Using a Segmenting Description approach in Multiple Criteria Decision Aiding
Kadzinski, Milosz, Badura, Jan, Figueira, Jose Rui
We propose a new method for analyzing a set of parameters in a multiple criteria ranking method. Unlike the existing techniques, we do not use any optimization technique, instead incorporating and extending a Segmenting Description approach. While considering a value-based preference disaggregation method, we demonstrate the usefulness of the introduced algorithm in a multi-purpose decision analysis exploiting a system of inequalities that models the Decision Maker's preferences. Specifically, we discuss how it can be applied for verifying the consistency between the revealed and estimated preferences as well as for identifying the sources of potential incoherence. Moreover, we employ the method for conducting robustness analysis, i.e., discovering a set of all compatible parameter values and verifying the stability of suggested recommendation in view of multiplicity of feasible solutions. In addition, we make clear its suitability for generating arguments about the validity of outcomes and the role of particular criteria.
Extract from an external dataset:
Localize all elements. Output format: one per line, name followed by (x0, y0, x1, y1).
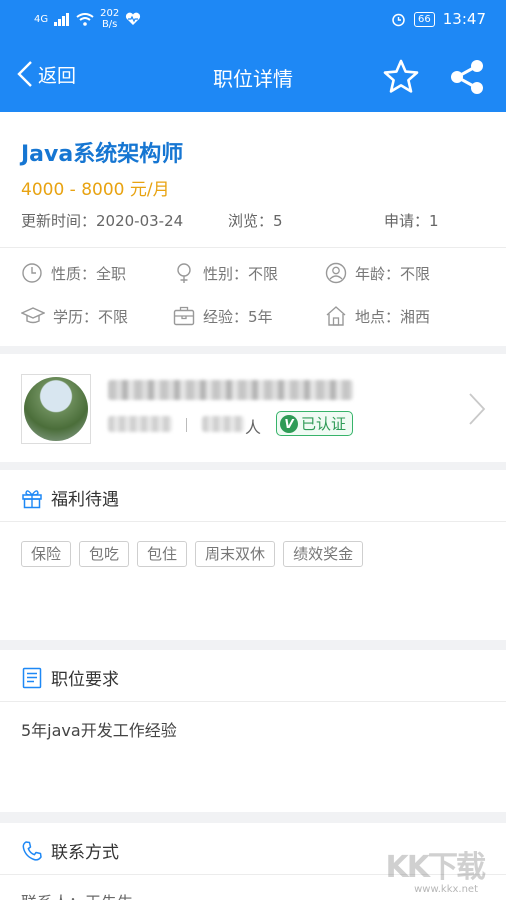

We discuss the favorable characteristics of the Segmenting Description approach which enhance its suitability for use in Multiple Criteria Decision Aiding. These include keeping in memory an entire process of transforming a system of inequalities and avoiding the need for processing the inequalities contained in the basic system which is subsequently enriched with some hypothesis to be verified. The applicability of the proposed method is exemplified on a numerical study.